Call it an old couple’s secret handshake, and keep it: after years together, no need for words.
This poem won honorable mention in the 2017 River Styx International Poetry Contest and was published that fall.
May I just add my apologies for “disappearing” for so long – on top of many other events, we took our usual 6 weeks on our boat, mostly media-free, soaking up life on the water, emails and news unavailable in most of the little bays we stayed. And I forgot to post that.

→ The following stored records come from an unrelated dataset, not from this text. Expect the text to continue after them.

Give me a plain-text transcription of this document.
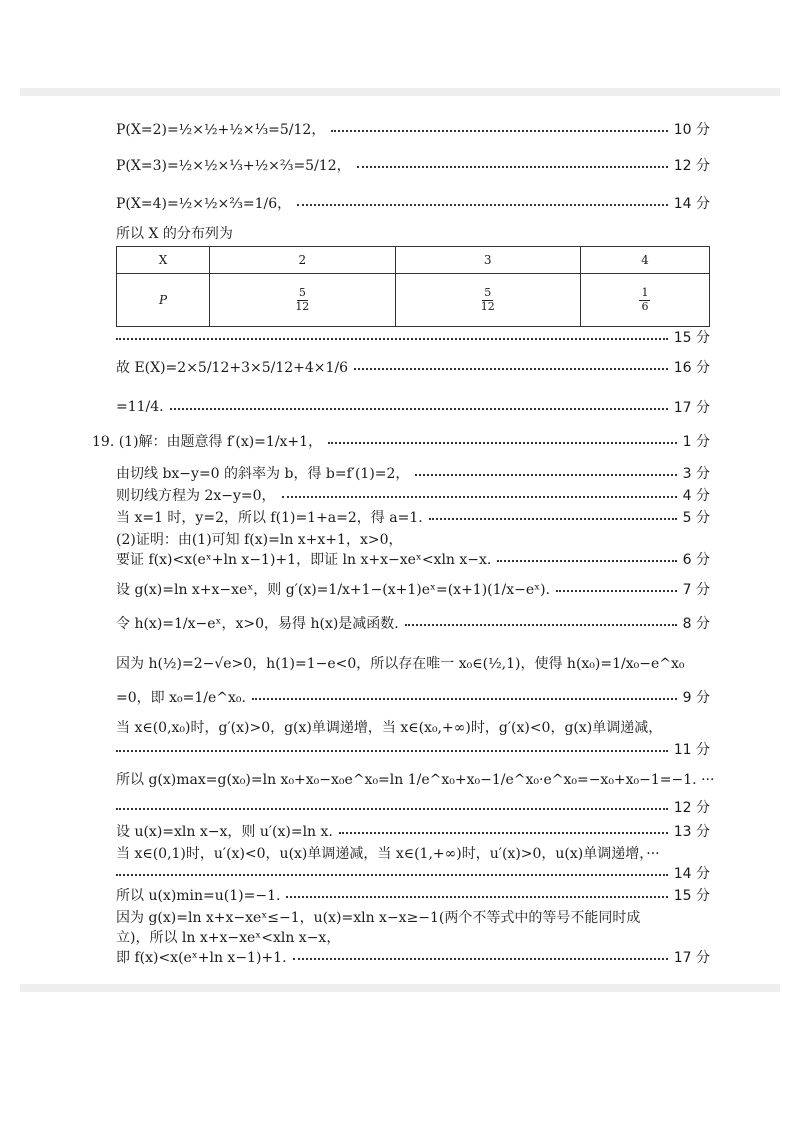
P(X=2)=½×½+½×⅓=5/12，	10 分
P(X=3)=½×½×⅓+½×⅔=5/12，	12 分
P(X=4)=½×½×⅔=1/6，	14 分
所以 X 的分布列为
X	2	3	4
P	$\frac{5}{12}$	$\frac{5}{12}$	$\frac{1}{6}$
15 分
故 E(X)=2×5/12+3×5/12+4×1/6	16 分
=11/4.	17 分
19. (1)解：由题意得 f′(x)=1/x+1，	1 分
由切线 bx−y=0 的斜率为 b，得 b=f′(1)=2，	3 分
则切线方程为 2x−y=0，	4 分
当 x=1 时，y=2，所以 f(1)=1+a=2，得 a=1.	5 分
(2)证明：由(1)可知 f(x)=ln x+x+1，x>0，
要证 f(x)<x(eˣ+ln x−1)+1，即证 ln x+x−xeˣ<xln x−x.	6 分
设 g(x)=ln x+x−xeˣ，则 g′(x)=1/x+1−(x+1)eˣ=(x+1)(1/x−eˣ).	7 分
令 h(x)=1/x−eˣ，x>0，易得 h(x)是减函数.	8 分
因为 h(½)=2−√e>0，h(1)=1−e<0，所以存在唯一 x₀∈(½,1)，使得 h(x₀)=1/x₀−e^x₀
=0，即 x₀=1/e^x₀.	9 分
当 x∈(0,x₀)时，g′(x)>0，g(x)单调递增，当 x∈(x₀,+∞)时，g′(x)<0，g(x)单调递减，
11 分
所以 g(x)max=g(x₀)=ln x₀+x₀−x₀e^x₀=ln 1/e^x₀+x₀−1/e^x₀·e^x₀=−x₀+x₀−1=−1. ···
12 分
设 u(x)=xln x−x，则 u′(x)=ln x.	13 分
当 x∈(0,1)时，u′(x)<0，u(x)单调递减，当 x∈(1,+∞)时，u′(x)>0，u(x)单调递增，···
14 分
所以 u(x)min=u(1)=−1.	15 分
因为 g(x)=ln x+x−xeˣ≤−1，u(x)=xln x−x≥−1(两个不等式中的等号不能同时成
立)，所以 ln x+x−xeˣ<xln x−x，
即 f(x)<x(eˣ+ln x−1)+1.	17 分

A couple of hundred miles up the coast
two weeks into a summer of cruising
we end our day of fishing with a movie.
But the shouting and shooting carve sharp
initials into the tree-deep silence here,
so I step outside, right onto the glittering
dance floor of an olive-black sky
on a clear, good night. My mind whirls,
words falling far away, then my fears,
then even the best of the best in me, all
dwarfed by this lavish sprinkling of stars:
confetti of the gods, tossed long ago upon
a lifted veil—marrying me now to the
faintest glimmer of worlds beyond ours.
I gaze, it seems forever, a moth burning
to remember a dream wings can’t forget.
I am thrilled to have this poem nominated for the Best of the Net 2017 Anthology by editor Cristina Norcross of the Blue Heron Review, where it appeared July 2016!
Waking up in the night
before the bugling of birds,
no child’s screams
tracking the 3:00 a.m. train,
no trucks or buses
bellowing into the valley
from the mountain highway,
no siren, for once,
gathering all who can hear
into its grief,
to your stammering
sinking past the debris
washing over you
like a river-rich sea
Your family sleeps, unaware
you are stealing eternity
for an hour.
By the time they rise
you will be ground into sand:
a beach that can hold
the jump and jaunt
and slow toe-kick
of all their footprints,
until evening’s flood-tide.
This is the title poem from my chapbook, “Stealing Eternity”.